Outras vezes estive na casa de Joaquim Pedro, ali, na rua Nascimento Silva, em Ipanema. Lá foram tomadas as decisões que resultaram na primeira manifestação, no Teatro Casa Grande, que deflagrou a frente ampla contra a ditadura. Do ato público, que deu início àquela etapa decisiva, participaram Tancredo Neves e Ulisses Guimarães. Ao final, todos os integrantes da mesa levantaram os braços de mãos dadas, num gesto que se tornaria simbólico e que tem sido repetido ao longo dos anos, nas mais diversas ocasiões.
A última vez que estive com Joaquim Pedro foi num jantar com outros amigos. Logo depois, ele adoeceu gravemente e se foi. Fumava muito.
Mantinha uma relação especial com Glauber Rocha: afetuosa e conflitante. Variava. Certa noite, juntamente com ele, Mário Pedrosa e Darcy Ribeiro, participei de uma entrevista sobre o exílio. Em meio à entrevista, Glauber começou a atacar o Partido Comunista, acusando-o injustamente, a ponto de Mário Pedrosa -que estava longe de simpatizar com o PCB- tomar a defesa do partido. É que Glauber, de quando em vez, se levantava, ia ao banheiro e voltava pilhado.
Noutra ocasião, telefonou convocando-me para tomarmos de assalto a redação de "O Jornal", órgão dos Diários Associados, que era motivo de disputa entre os herdeiros de Assis Chateaubriand. Tentei dissuadi-lo daquela maluquice, mas não consegui. De qualquer modo, ficou tudo em conversa mesmo.
Noutras ocasiões, conversamos e rimos, como amigos que éramos e de uma amizade que superava qualquer eventual discordância. Quando, de volta do exílio, desembarquei no Galeão, sem saber o que me esperava, ele estava lá entre os muitos artistas e intelectuais que foram ali me dar respaldo. Graças a eles, saí livre do aeroporto e pude dormir, de novo, depois de muitos anos, em minha cama brasileira, na rua Visconde de Pirajá, 630.
Anos mais tarde, quando fui vê-lo, morto, na Escola de Artes Visuais, os pés descalços, os tornozelos presos por uma corda, metido numa calça amarfanhada e numa camisa de mangas curtas, desabotoada, engoli em seco. A vontade que tive foi de me jogar sobre ele, abraçá-lo e chorar nosso desamparo e nosso afeto. Enxuguei os olhos e fui embora.

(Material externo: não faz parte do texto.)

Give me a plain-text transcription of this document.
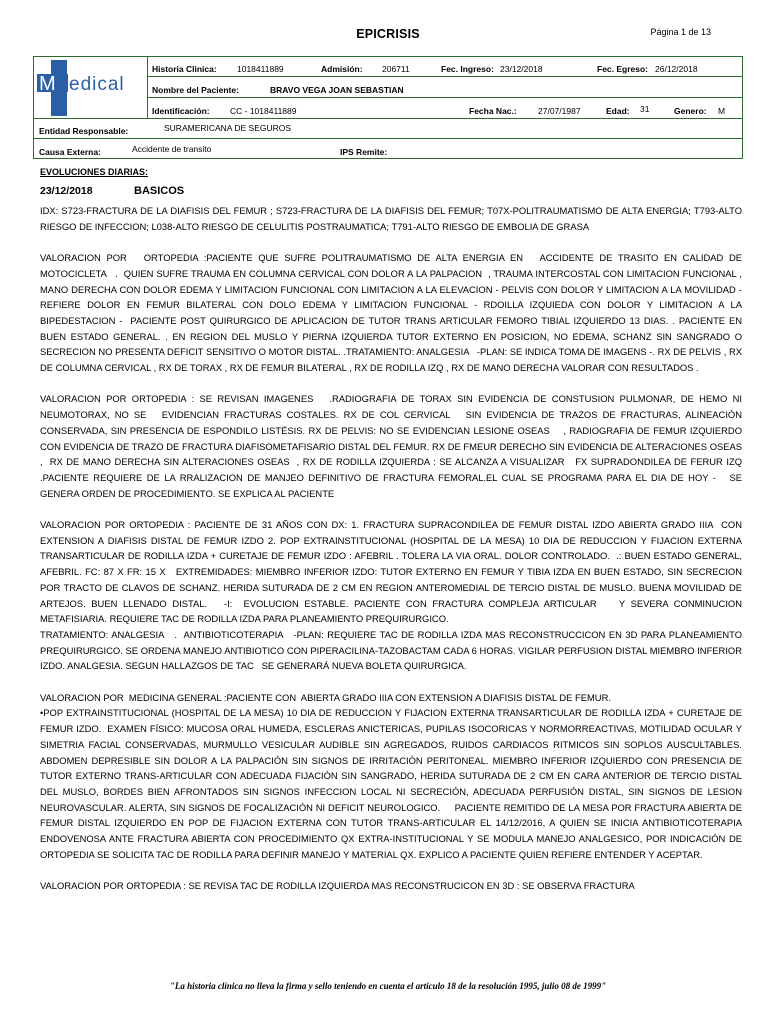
EPICRISIS	Página 1 de 13
M edical
Historia Clinica: 1018411889	Admisión: 206711	Fec. Ingreso: 23/12/2018	Fec. Egreso: 26/12/2018
Nombre del Paciente:	BRAVO VEGA JOAN SEBASTIAN
Identificación: CC - 1018411889	Fecha Nac.:	27/07/1987	Edad: 31	Genero: M
Entidad Responsable:	SURAMERICANA DE SEGUROS
Causa Externa:	Accidente de transito	IPS Remite:
EVOLUCIONES DIARIAS:
23/12/2018	BASICOS

IDX: S723-FRACTURA DE LA DIAFISIS DEL FEMUR ; S723-FRACTURA DE LA DIAFISIS DEL FEMUR; T07X-POLITRAUMATISMO DE ALTA ENERGIA; T793-ALTO RIESGO DE INFECCION; L038-ALTO RIESGO DE CELULITIS POSTRAUMATICA; T791-ALTO RIESGO DE EMBOLIA DE GRASA

VALORACION POR   ORTOPEDIA :PACIENTE QUE SUFRE POLITRAUMATISMO DE ALTA ENERGIA EN   ACCIDENTE DE TRASITO EN CALIDAD DE MOTOCICLETA   .  QUIEN SUFRE TRAUMA EN COLUMNA CERVICAL CON DOLOR A LA PALPACION  , TRAUMA INTERCOSTAL CON LIMITACION FUNCIONAL , MANO DERECHA CON DOLOR EDEMA Y LIMITACION FUNCIONAL CON LIMITACION A LA ELEVACION - PELVIS CON DOLOR Y LIMITACION A LA MOVILIDAD - REFIERE DOLOR EN FEMUR BILATERAL CON DOLO EDEMA Y LIMITACION FUNCIONAL - RDOILLA IZQUIEDA CON DOLOR Y LIMITACION A LA BIPEDESTACION -  PACIENTE POST QUIRURGICO DE APLICACION DE TUTOR TRANS ARTICULAR FEMORO TIBIAL IZQUIERDO 13 DIAS. . PACIENTE EN BUEN ESTADO GENERAL. . EN REGION DEL MUSLO Y PIERNA IZQUIERDA TUTOR EXTERNO EN POSICION, NO EDEMA, SCHANZ SIN SANGRADO O SECRECION NO PRESENTA DEFICIT SENSITIVO O MOTOR DISTAL. .TRATAMIENTO: ANALGESIA   -PLAN: SE INDICA TOMA DE IMAGENS -. RX DE PELVIS , RX DE COLUMNA CERVICAL , RX DE TORAX , RX DE FEMUR BILATERAL , RX DE RODILLA IZQ , RX DE MANO DERECHA VALORAR CON RESULTADOS .

VALORACION POR ORTOPEDIA : SE REVISAN IMAGENES   .RADIOGRAFIA DE TORAX SIN EVIDENCIA DE CONSTUSION PULMONAR, DE HEMO NI NEUMOTORAX, NO SE   EVIDENCIAN FRACTURAS COSTALES. RX DE COL CERVICAL   SIN EVIDENCIA DE TRAZOS DE FRACTURAS, ALINEACIÓN CONSERVADA, SIN PRESENCIA DE ESPONDILO LISTÉSIS. RX DE PELVIS: NO SE EVIDENCIAN LESIONE OSEAS    , RADIOGRAFIA DE FEMUR IZQUIERDO   CON EVIDENCIA DE TRAZO DE FRACTURA DIAFISOMETAFISARIO DISTAL DEL FEMUR. RX DE FMEUR DERECHO SIN EVIDENCIA DE ALTERACIONES OSEAS  ,  RX DE MANO DERECHA SIN ALTERACIONES OSEAS  , RX DE RODILLA IZQUIERDA : SE ALCANZA A VISUALIZAR   FX SUPRADONDILEA DE FERUR IZQ .PACIENTE REQUIERE DE LA RRALIZACION DE MANJEO DEFINITIVO DE FRACTURA FEMORAL.EL CUAL SE PROGRAMA PARA EL DIA DE HOY -   SE GENERA ORDEN DE PROCEDIMIENTO. SE EXPLICA AL PACIENTE

VALORACION POR ORTOPEDIA : PACIENTE DE 31 AÑOS CON DX: 1. FRACTURA SUPRACONDILEA DE FEMUR DISTAL IZDO ABIERTA GRADO IIIA  CON EXTENSION A DIAFISIS DISTAL DE FEMUR IZDO 2. POP EXTRAINSTITUCIONAL (HOSPITAL DE LA MESA) 10 DIA DE REDUCCION Y FIJACION EXTERNA TRANSARTICULAR DE RODILLA IZDA + CURETAJE DE FEMUR IZDO : AFEBRIL . TOLERA LA VIA ORAL. DOLOR CONTROLADO.  .: BUEN ESTADO GENERAL, AFEBRIL. FC: 87 X FR: 15 X   EXTREMIDADES: MIEMBRO INFERIOR IZDO: TUTOR EXTERNO EN FEMUR Y TIBIA IZDA EN BUEN ESTADO, SIN SECRECION POR TRACTO DE CLAVOS DE SCHANZ. HERIDA SUTURADA DE 2 CM EN REGION ANTEROMEDIAL DE TERCIO DISTAL DE MUSLO. BUENA MOVILIDAD DE ARTEJOS. BUEN LLENADO DISTAL.   -I:  EVOLUCION ESTABLE. PACIENTE CON FRACTURA COMPLEJA ARTICULAR    Y SEVERA CONMINUCION METAFISIARIA. REQUIERE TAC DE RODILLA IZDA PARA PLANEAMIENTO PREQUIRURGICO.

TRATAMIENTO: ANALGESIA   .  ANTIBIOTICOTERAPIA   -PLAN: REQUIERE TAC DE RODILLA IZDA MAS RECONSTRUCCICON EN 3D PARA PLANEAMIENTO PREQUIRURGICO. SE ORDENA MANEJO ANTIBIOTICO CON PIPERACILINA-TAZOBACTAM CADA 6 HORAS. VIGILAR PERFUSION DISTAL MIEMBRO INFERIOR IZDO. ANALGESIA. SEGUN HALLAZGOS DE TAC   SE GENERARÁ NUEVA BOLETA QUIRURGICA.

VALORACION POR  MEDICINA GENERAL :PACIENTE CON  ABIERTA GRADO IIIA CON EXTENSION A DIAFISIS DISTAL DE FEMUR.

•POP EXTRAINSTITUCIONAL (HOSPITAL DE LA MESA) 10 DIA DE REDUCCION Y FIJACION EXTERNA TRANSARTICULAR DE RODILLA IZDA + CURETAJE DE FEMUR IZDO.  EXAMEN FÍSICO: MUCOSA ORAL HUMEDA, ESCLERAS ANICTERICAS, PUPILAS ISOCORICAS Y NORMORREACTIVAS, MOTILIDAD OCULAR Y SIMETRIA FACIAL CONSERVADAS, MURMULLO VESICULAR AUDIBLE SIN AGREGADOS, RUIDOS CARDIACOS RITMICOS SIN SOPLOS AUSCULTABLES. ABDOMEN DEPRESIBLE SIN DOLOR A LA PALPACIÓN SIN SIGNOS DE IRRITACIÓN PERITONEAL. MIEMBRO INFERIOR IZQUIERDO CON PRESENCIA DE TUTOR EXTERNO TRANS-ARTICULAR CON ADECUADA FIJACIÓN SIN SANGRADO, HERIDA SUTURADA DE 2 CM EN CARA ANTERIOR DE TERCIO DISTAL DEL MUSLO, BORDES BIEN AFRONTADOS SIN SIGNOS INFECCION LOCAL NI SECRECIÓN, ADECUADA PERFUSIÓN DISTAL, SIN SIGNOS DE LESION NEUROVASCULAR. ALERTA, SIN SIGNOS DE FOCALIZACIÓN NI DEFICIT NEUROLOGICO.     PACIENTE REMITIDO DE LA MESA POR FRACTURA ABIERTA DE FEMUR DISTAL IZQUIERDO EN POP DE FIJACION EXTERNA CON TUTOR TRANS-ARTICULAR EL 14/12/2016, A QUIEN SE INICIA ANTIBIOTICOTERAPIA ENDOVENOSA ANTE FRACTURA ABIERTA CON PROCEDIMIENTO QX EXTRA-INSTITUCIONAL Y SE MODULA MANEJO ANALGESICO, POR INDICACIÓN DE ORTOPEDIA SE SOLICITA TAC DE RODILLA PARA DEFINIR MANEJO Y MATERIAL QX. EXPLICO A PACIENTE QUIEN REFIERE ENTENDER Y ACEPTAR.

VALORACION POR ORTOPEDIA : SE REVISA TAC DE RODILLA IZQUIERDA MAS RECONSTRUCICON EN 3D : SE OBSERVA FRACTURA

"La historia clínica no lleva la firma y sello teniendo en cuenta el articulo 18 de la resolución 1995, julio 08 de 1999"
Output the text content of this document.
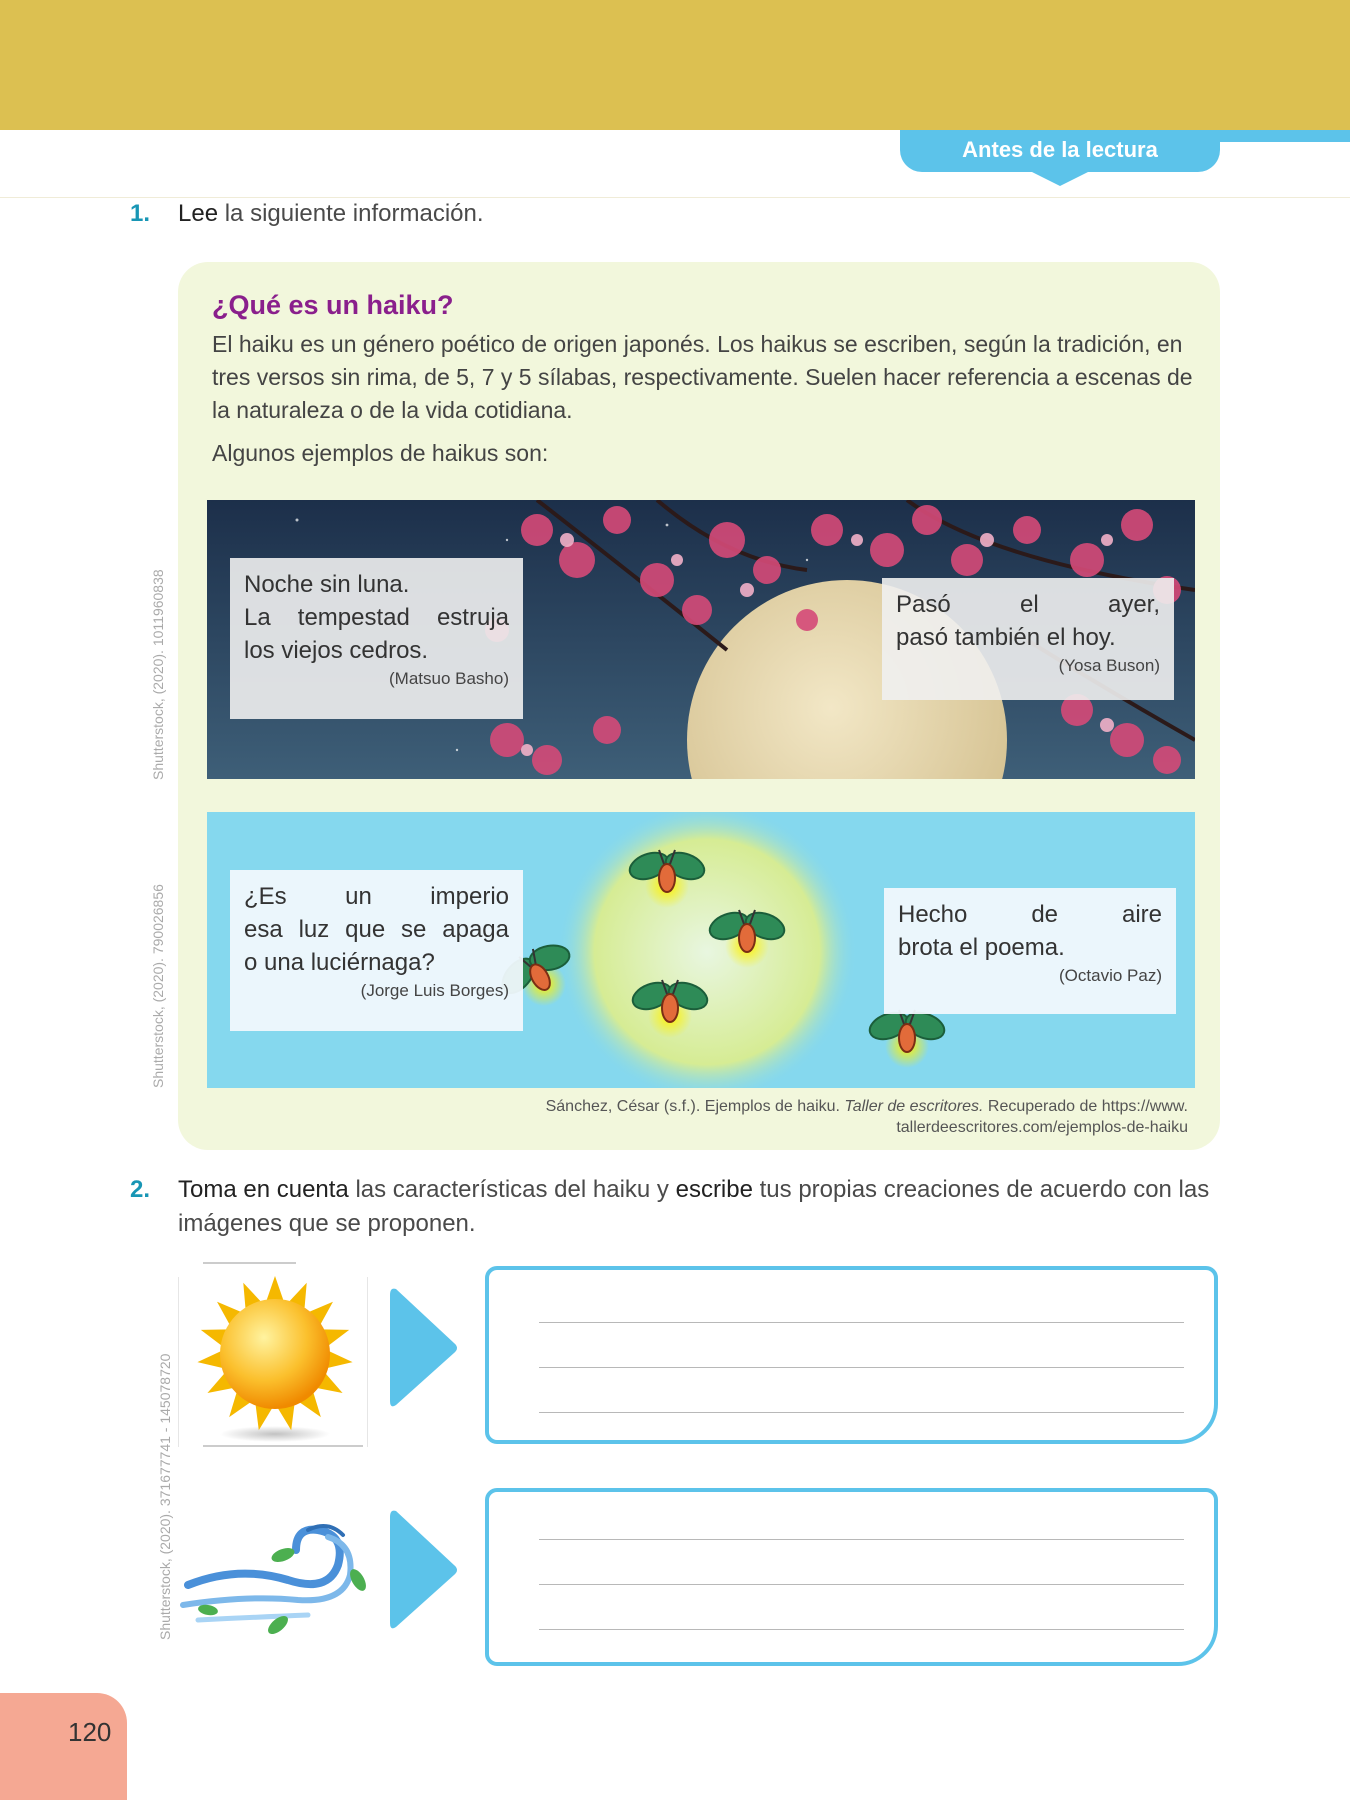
Antes de la lectura
1. Lee la siguiente información.
¿Qué es un haiku?
El haiku es un género poético de origen japonés. Los haikus se escriben, según la tradición, en tres versos sin rima, de 5, 7 y 5 sílabas, respectivamente. Suelen hacer referencia a escenas de la naturaleza o de la vida cotidiana.
Algunos ejemplos de haikus son:
Noche sin luna.
La tempestad estruja
los viejos cedros.
(Matsuo Basho)
Pasó el ayer,
pasó también el hoy.
(Yosa Buson)
¿Es un imperio
esa luz que se apaga
o una luciérnaga?
(Jorge Luis Borges)
Hecho de aire
brota el poema.
(Octavio Paz)
Sánchez, César (s.f.). Ejemplos de haiku. Taller de escritores. Recuperado de https://www.
tallerdeescritores.com/ejemplos-de-haiku
Shutterstock, (2020). 1011960838
Shutterstock, (2020). 790026856
Shutterstock, (2020). 371677741 - 145078720
2. Toma en cuenta las características del haiku y escribe tus propias creaciones de acuerdo con las
imágenes que se proponen.
120
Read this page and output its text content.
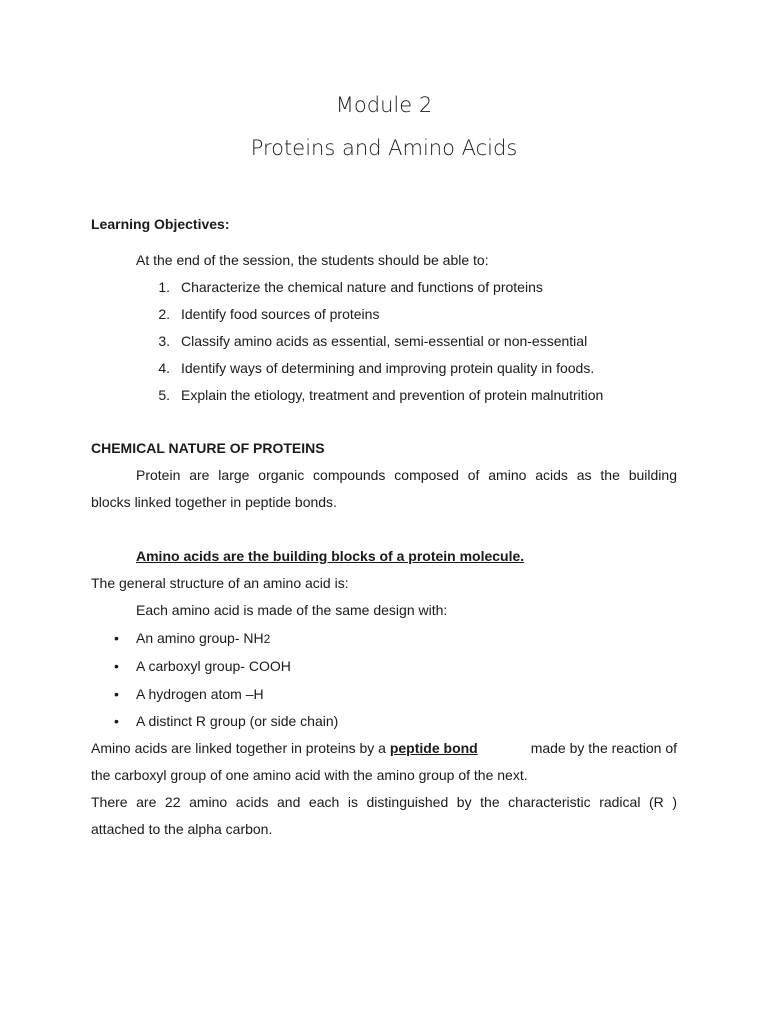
Module 2
Proteins and Amino Acids
Learning Objectives:
At the end of the session, the students should be able to:
1. Characterize the chemical nature and functions of proteins
2. Identify food sources of proteins
3. Classify amino acids as essential, semi-essential or non-essential
4. Identify ways of determining and improving protein quality in foods.
5. Explain the etiology, treatment and prevention of protein malnutrition
CHEMICAL NATURE OF PROTEINS
Protein are large organic compounds composed of amino acids as the building
blocks linked together in peptide bonds.
Amino acids are the building blocks of a protein molecule.
The general structure of an amino acid is:
Each amino acid is made of the same design with:
• An amino group- NH2
• A carboxyl group- COOH
• A hydrogen atom –H
• A distinct R group (or side chain)
Amino acids are linked together in proteins by a peptide bond	made by the reaction of
the carboxyl group of one amino acid with the amino group of the next.
There are 22 amino acids and each is distinguished by the characteristic radical (R )
attached to the alpha carbon.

Depois de seu sepultamento no cemitério São João Batista, ao voltar para casa, perdido no mundo, comecei a escrever um poema que terminava assim:"O morto está morto:só falta embrulhá-loe jogá-lo fora"
Eu estava em Paris e soube que Leon Hirschmann encontrava-se lá para tratar de um câncer. Telefonei-lhe com a intenção de visitá-lo, mas ele se esquivou. "A gente se vê no Rio, tá?" De fato nos vimos, em sua casa, aqui, em Copacabana. Ele estava devastado pela doença, seu rosto diminuíra estranhamente. Pareceu-me hostil, não queria ser visto naquele estado. Saí de lá desarvorado.
Depois foi Mário Pedrosa, que encontrei na praia de Ipanema, acompanhado de uma enfermeira. Fui falar-lhe, mas não me reconheceu. No entanto, aqueles olhos cinza-azulados, eu os conhecia; eram os olhos do amigo carinhoso, com quem tanto aprendi. São coisas doídas estas, não? Mas as lembro com doçura, porque as trago comigo e, em mim, esses amigos continuam vivos, olhando o mundo por meus olhos. E, às vezes, até rindo juntos, quando achamos em algo a mesma graça.